The Czech music specialist John Tyrrell has observed that, despite the casual way in which The Bartered Bride's libretto was put together, it has an intrinsic "Czechness", being one of the few in Czech written in trochees (a stressed syllable followed by an unstressed one), matching the natural first-syllable emphasis in Czech.

=== Composition ===
By October 1862, well before the arrival of any libretto or plot sketch, Smetana had noted down 16 bars which later became the theme of The Bartered Bride's opening chorus.
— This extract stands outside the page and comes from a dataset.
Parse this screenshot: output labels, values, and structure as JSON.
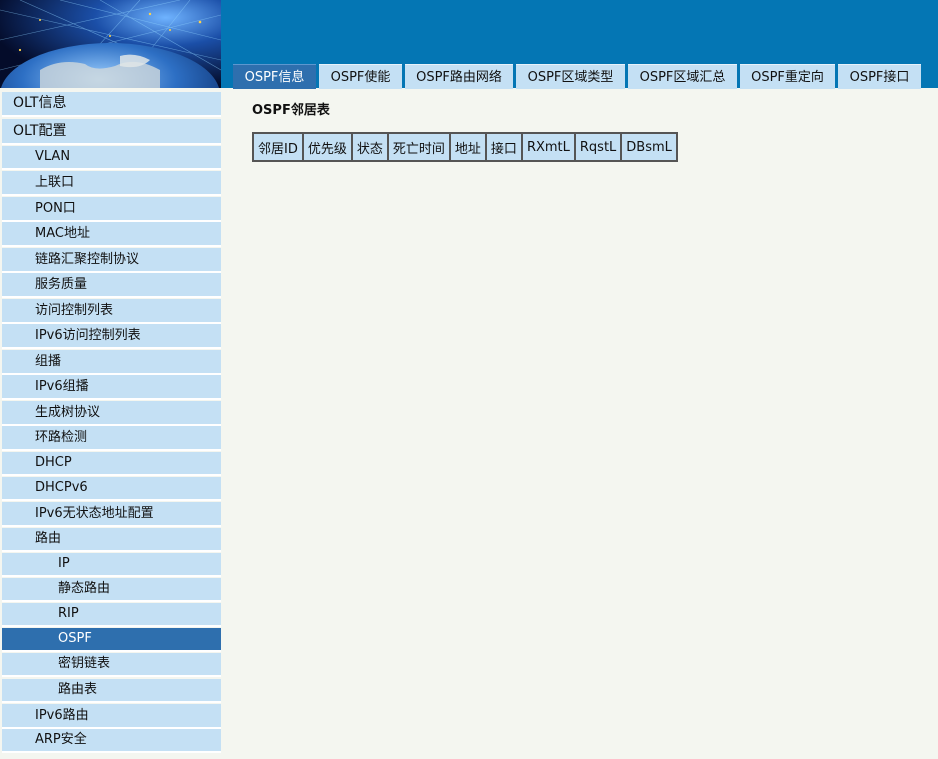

In May 1863 he sketched eight bars which he eventually used in the love duet "Faithful love can't be marred", and later that summer, while still awaiting Sabina's revised libretto, he wrote the theme of the comic number "We'll make a pretty little thing". He also produced a piano version of the entire overture, which was performed in a public concert on 18 November. In this, he departed from his normal practice of leaving the overture until last.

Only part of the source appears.